Wednesday, 16 October 2013

John Barrow (1764-1848)...What's in a Name?

I think we must all have places that excite our minds and leave us with wonderful memories.  Once such place as far as I’m concerned is Cumbria, and the English Lake District in particular.  This is an area I have visited since very early childhood and to this day I remember the awe I felt on travelling through the passes and narrow winding roads of the often mist covered fells as a youngster, often with only my family and the herdwick sheep as company.  I think it must have been then that I learnt that the beauty and drama of nature isn’t lessened simply because you’re being soaked by torrential rain.  I’m not so sure I fully recognised that as a child.  I was pleased to find that Sam had found his recent week spent in Cumbria with his school such a pleasure, and his account of the trip naturally included his activities, including an unexpected dip into a tarn, narrowly avoided broken limbs (not his), wildlife, bird names and a ‘pepper pot’.  This has given me the opportunity to add to my blog which I can’t help feeling has become a little stale of late, although I hasten to add the birding hasn’t been stale.

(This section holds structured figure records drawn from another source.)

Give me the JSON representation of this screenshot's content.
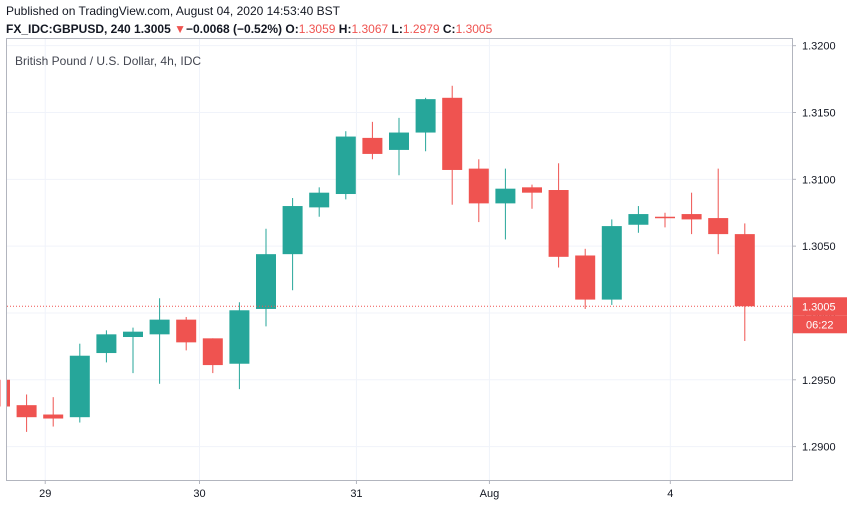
{
  "header": {
    "published": "Published on TradingView.com, August 04, 2020 14:53:40 BST",
    "symbol": "FX_IDC:GBPUSD, 240",
    "last": "1.3005",
    "change_arrow": "▼",
    "change": "−0.0068 (−0.52%)",
    "o_label": "O:",
    "o_value": "1.3059",
    "h_label": "H:",
    "h_value": "1.3067",
    "l_label": "L:",
    "l_value": "1.2979",
    "c_label": "C:",
    "c_value": "1.3005"
  },
  "chart_data": {
    "type": "candlestick",
    "title": "British Pound / U.S. Dollar, 4h, IDC",
    "ylim": [
      1.2875,
      1.3205
    ],
    "y_ticks": [
      1.29,
      1.295,
      1.3,
      1.305,
      1.31,
      1.315,
      1.32
    ],
    "y_tick_labels": [
      "1.2900",
      "1.2950",
      "1.3000",
      "1.3050",
      "1.3100",
      "1.3150",
      "1.3200"
    ],
    "x_ticks": [
      {
        "label": "29",
        "index": 1.7
      },
      {
        "label": "30",
        "index": 7.5
      },
      {
        "label": "31",
        "index": 13.4
      },
      {
        "label": "Aug",
        "index": 18.4
      },
      {
        "label": "4",
        "index": 25.2
      }
    ],
    "last_price": 1.3005,
    "last_price_label": "1.3005",
    "countdown": "06:22",
    "colors": {
      "up": "#26a69a",
      "down": "#ef5350",
      "grid": "#f0f3fa",
      "axis": "#b2b5be",
      "text": "#131722",
      "price_line": "#ef5350"
    },
    "candles": [
      {
        "o": 1.295,
        "h": 1.295,
        "l": 1.293,
        "c": 1.293
      },
      {
        "o": 1.2931,
        "h": 1.2939,
        "l": 1.2911,
        "c": 1.2922
      },
      {
        "o": 1.2924,
        "h": 1.2937,
        "l": 1.2915,
        "c": 1.2921
      },
      {
        "o": 1.2922,
        "h": 1.2977,
        "l": 1.2918,
        "c": 1.2968
      },
      {
        "o": 1.297,
        "h": 1.2987,
        "l": 1.2963,
        "c": 1.2984
      },
      {
        "o": 1.2982,
        "h": 1.2989,
        "l": 1.2955,
        "c": 1.2986
      },
      {
        "o": 1.2984,
        "h": 1.3011,
        "l": 1.2947,
        "c": 1.2995
      },
      {
        "o": 1.2995,
        "h": 1.2997,
        "l": 1.2972,
        "c": 1.2978
      },
      {
        "o": 1.2981,
        "h": 1.2981,
        "l": 1.2955,
        "c": 1.2961
      },
      {
        "o": 1.2962,
        "h": 1.3008,
        "l": 1.2943,
        "c": 1.3002
      },
      {
        "o": 1.3003,
        "h": 1.3063,
        "l": 1.299,
        "c": 1.3044
      },
      {
        "o": 1.3044,
        "h": 1.3086,
        "l": 1.3017,
        "c": 1.308
      },
      {
        "o": 1.3079,
        "h": 1.3094,
        "l": 1.3072,
        "c": 1.309
      },
      {
        "o": 1.3089,
        "h": 1.3136,
        "l": 1.3085,
        "c": 1.3132
      },
      {
        "o": 1.3131,
        "h": 1.3143,
        "l": 1.3115,
        "c": 1.3119
      },
      {
        "o": 1.3122,
        "h": 1.3146,
        "l": 1.3103,
        "c": 1.3135
      },
      {
        "o": 1.3135,
        "h": 1.3161,
        "l": 1.3121,
        "c": 1.316
      },
      {
        "o": 1.3161,
        "h": 1.317,
        "l": 1.3081,
        "c": 1.3107
      },
      {
        "o": 1.3108,
        "h": 1.3115,
        "l": 1.3068,
        "c": 1.3082
      },
      {
        "o": 1.3082,
        "h": 1.3108,
        "l": 1.3055,
        "c": 1.3093
      },
      {
        "o": 1.3094,
        "h": 1.3096,
        "l": 1.3078,
        "c": 1.309
      },
      {
        "o": 1.3092,
        "h": 1.3112,
        "l": 1.3034,
        "c": 1.3042
      },
      {
        "o": 1.3043,
        "h": 1.3048,
        "l": 1.3003,
        "c": 1.301
      },
      {
        "o": 1.301,
        "h": 1.307,
        "l": 1.3006,
        "c": 1.3065
      },
      {
        "o": 1.3066,
        "h": 1.308,
        "l": 1.306,
        "c": 1.3074
      },
      {
        "o": 1.3072,
        "h": 1.3075,
        "l": 1.3064,
        "c": 1.3071
      },
      {
        "o": 1.3074,
        "h": 1.309,
        "l": 1.3059,
        "c": 1.307
      },
      {
        "o": 1.3071,
        "h": 1.3108,
        "l": 1.3044,
        "c": 1.3059
      },
      {
        "o": 1.3059,
        "h": 1.3067,
        "l": 1.2979,
        "c": 1.3005
      }
    ]
  }
}
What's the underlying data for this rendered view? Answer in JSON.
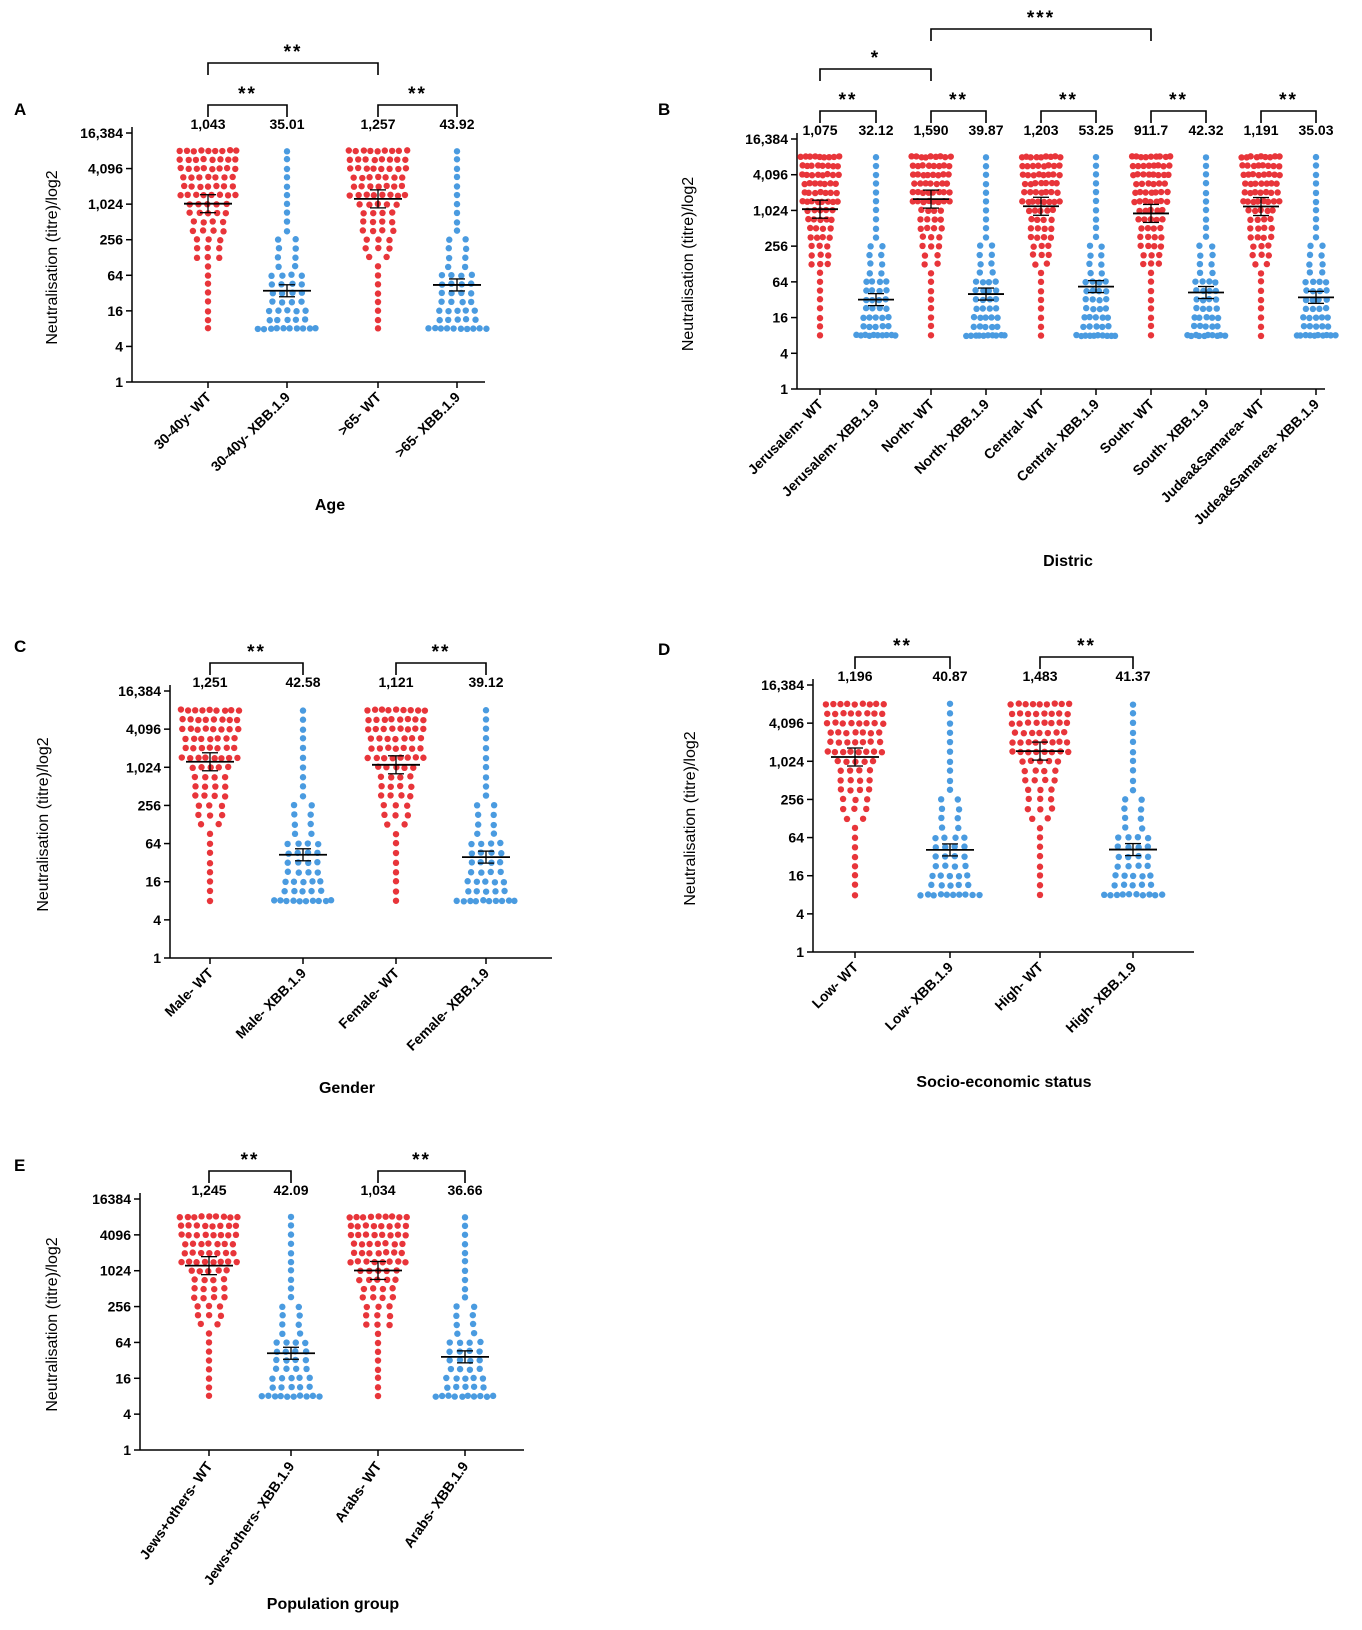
{
  "figure": {
    "type": "dot-plot-panels"
  },
  "colors": {
    "wt": "#e8353a",
    "xbb": "#4a9be0",
    "axis": "#000000"
  },
  "chart_data": [
    {
      "panel": "A",
      "type": "scatter",
      "ylabel": "Neutralisation (titre)/log2",
      "xlabel": "Age",
      "yticks": [
        "16,384",
        "4,096",
        "1,024",
        "256",
        "64",
        "16",
        "4",
        "1"
      ],
      "ylim_log2": [
        0,
        14
      ],
      "categories": [
        "30-40y- WT",
        "30-40y- XBB.1.9",
        ">65- WT",
        ">65- XBB.1.9"
      ],
      "gmt_labels": [
        "1,043",
        "35.01",
        "1,257",
        "43.92"
      ],
      "gmt_values": [
        1043,
        35.01,
        1257,
        43.92
      ],
      "sig_brackets": [
        {
          "from": 0,
          "to": 1,
          "label": "**",
          "level": 0
        },
        {
          "from": 2,
          "to": 3,
          "label": "**",
          "level": 0
        },
        {
          "from": 0,
          "to": 2,
          "label": "**",
          "level": 1
        }
      ]
    },
    {
      "panel": "B",
      "type": "scatter",
      "ylabel": "Neutralisation (titre)/log2",
      "xlabel": "Distric",
      "yticks": [
        "16,384",
        "4,096",
        "1,024",
        "256",
        "64",
        "16",
        "4",
        "1"
      ],
      "ylim_log2": [
        0,
        14
      ],
      "categories": [
        "Jerusalem- WT",
        "Jerusalem- XBB.1.9",
        "North- WT",
        "North- XBB.1.9",
        "Central- WT",
        "Central- XBB.1.9",
        "South- WT",
        "South- XBB.1.9",
        "Judea&Samarea- WT",
        "Judea&Samarea- XBB.1.9"
      ],
      "gmt_labels": [
        "1,075",
        "32.12",
        "1,590",
        "39.87",
        "1,203",
        "53.25",
        "911.7",
        "42.32",
        "1,191",
        "35.03"
      ],
      "gmt_values": [
        1075,
        32.12,
        1590,
        39.87,
        1203,
        53.25,
        911.7,
        42.32,
        1191,
        35.03
      ],
      "sig_brackets": [
        {
          "from": 0,
          "to": 1,
          "label": "**",
          "level": 0
        },
        {
          "from": 2,
          "to": 3,
          "label": "**",
          "level": 0
        },
        {
          "from": 4,
          "to": 5,
          "label": "**",
          "level": 0
        },
        {
          "from": 6,
          "to": 7,
          "label": "**",
          "level": 0
        },
        {
          "from": 8,
          "to": 9,
          "label": "**",
          "level": 0
        },
        {
          "from": 0,
          "to": 2,
          "label": "*",
          "level": 1
        },
        {
          "from": 2,
          "to": 6,
          "label": "***",
          "level": 2
        }
      ]
    },
    {
      "panel": "C",
      "type": "scatter",
      "ylabel": "Neutralisation (titre)/log2",
      "xlabel": "Gender",
      "yticks": [
        "16,384",
        "4,096",
        "1,024",
        "256",
        "64",
        "16",
        "4",
        "1"
      ],
      "ylim_log2": [
        0,
        14
      ],
      "categories": [
        "Male- WT",
        "Male- XBB.1.9",
        "Female- WT",
        "Female- XBB.1.9"
      ],
      "gmt_labels": [
        "1,251",
        "42.58",
        "1,121",
        "39.12"
      ],
      "gmt_values": [
        1251,
        42.58,
        1121,
        39.12
      ],
      "sig_brackets": [
        {
          "from": 0,
          "to": 1,
          "label": "**",
          "level": 0
        },
        {
          "from": 2,
          "to": 3,
          "label": "**",
          "level": 0
        }
      ]
    },
    {
      "panel": "D",
      "type": "scatter",
      "ylabel": "Neutralisation (titre)/log2",
      "xlabel": "Socio-economic status",
      "yticks": [
        "16,384",
        "4,096",
        "1,024",
        "256",
        "64",
        "16",
        "4",
        "1"
      ],
      "ylim_log2": [
        0,
        14
      ],
      "categories": [
        "Low- WT",
        "Low- XBB.1.9",
        "High- WT",
        "High- XBB.1.9"
      ],
      "gmt_labels": [
        "1,196",
        "40.87",
        "1,483",
        "41.37"
      ],
      "gmt_values": [
        1196,
        40.87,
        1483,
        41.37
      ],
      "sig_brackets": [
        {
          "from": 0,
          "to": 1,
          "label": "**",
          "level": 0
        },
        {
          "from": 2,
          "to": 3,
          "label": "**",
          "level": 0
        }
      ]
    },
    {
      "panel": "E",
      "type": "scatter",
      "ylabel": "Neutralisation (titre)/log2",
      "xlabel": "Population group",
      "yticks": [
        "16384",
        "4096",
        "1024",
        "256",
        "64",
        "16",
        "4",
        "1"
      ],
      "ylim_log2": [
        0,
        14
      ],
      "categories": [
        "Jews+others- WT",
        "Jews+others- XBB.1.9",
        "Arabs- WT",
        "Arabs- XBB.1.9"
      ],
      "gmt_labels": [
        "1,245",
        "42.09",
        "1,034",
        "36.66"
      ],
      "gmt_values": [
        1245,
        42.09,
        1034,
        36.66
      ],
      "sig_brackets": [
        {
          "from": 0,
          "to": 1,
          "label": "**",
          "level": 0
        },
        {
          "from": 2,
          "to": 3,
          "label": "**",
          "level": 0
        }
      ]
    }
  ]
}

Hoad Monument..The 'pepper pot'.  Courtesy of Samuel Hood.

The ‘pepper pot’ in question is the Hoad Monument on top of the Hill of Hoad at Ulverston.  This marble obelisk looks rather like a lighthouse and was built to commemorate John Barrow.  More anon about John Barrow but before I go on I have to mention that my conversation with Sam later took me down some unexpected pathways.  One of these pathways led me to William Joyce, perhaps better known as Lord Haw Haw.  Joyce was hanged for treason soon after the Second World War having broadcast propaganda from Germany on behalf of the Nazis.  Having read a little about Joyce my view would be that he was little more than a fascist thug.  Interestingly during one of his Broadcasts during the war he informed that people of Ulverston that ‘their pepper pot’ would be destroyed by German bombing.  It never was of course.  What I hadn’t known was that the title of Lord Haw Haw was not only given to William Joyce, but had been previously used for other German Nazis propagandists.  I hadn’t known either that in what was a complicated case, Joyce had made a deal with his prosecutors to save his wife from prosecution for treason.  Apparently it was agreed to keep quiet about his association with MI5.  The hangman responsible for the execution of Joyce was Albert Pierrepoint who is known to have hanged over 400 people, some of them war criminals.  After retirement Pierrepoint related the story of him having hanged a man that used to visit the public house that Pierrepoint managed/owned in partnership with his wife.  Apparently Pierrepoint had been on friendly terms with the man.  Now I’m thinking you would have to be a fairly cold person to be a hangman, but even colder to hang someone that used to visit your pub and chat to you!  Now I could go on for ever and talk about Derek Bentley, hanged in the 1950s and many years later given a full pardon and also the song performed about Bentley by Elvis Costello, entitled ‘Let Him Dangle’ but I best return to John Barrow.

Sir John Barrow was born near the village of Dragley Beck, on the northern shores of Morecambe Bay and he was educated at Ulverston.  He went onto become a founder member of the Royal Geographical Society and for over forty years was Second Secretary to the Admiralty.  It was in this latter role that he supported attempts to find the North West Passage and individual explorers such as James Clark Ross (Ross’s Gull), Edward Sabine (Sabine’s Gull) and John Franklin (Franklin’s Gull).  Barrow’s role was during this period more or less a desk job and he wasn’t directly involved in the expeditions however Barrow’s Goldeneye Bucephela islandica retains the common name in his honour.  I personally have only ever seen one Barrow’s Goldeneye in the wild and that was in Northern Ireland.  Barrow is also remembered in the place names, Point Barrow, Barrow Sound and Barrow Straits in the Arctic and Cape Barrow in Antarctica.

Whilst not directly involved in the Arctic Expeditions, Barrow was most certainly well travelled having spent periods of his life in places such as China and South Africa.  Barrow apparently shot a Hippopotamus and many years later whilst at the Linnaean Society of London when a Hippopotamus skull was being discussed he informed those present that it was not as large as the one he had been responsible for shooting.  Barrow later found out that in fact it was the very one he had shot!  Barrow must have had a sense of humour as he later used to retell this story.  He also must have held some influence as it is believed it is he who recommended St Helena as a good place to exile Napoleon Bonaparte.

Barrow’s writings include a ‘Life of Peter the Great’, biographies of Lord Howe and Lord Anson and The Eventful History of the Mutiny and Piratical Seizure of HMS Bounty.

A relative of an iron foundry owner who offered Barrow (in his early life) a place on a whaler heading for Bear Island and Spitsbergen, Barrow did accept this offer and began to learn the skills of a sailor.  Perhaps this is where his interest in the North West Passage began.  He discovered what it was like to be stranded by ice and Barrow never went north again.  Sir John Barrow died suddenly in November 1848, while writing at his home.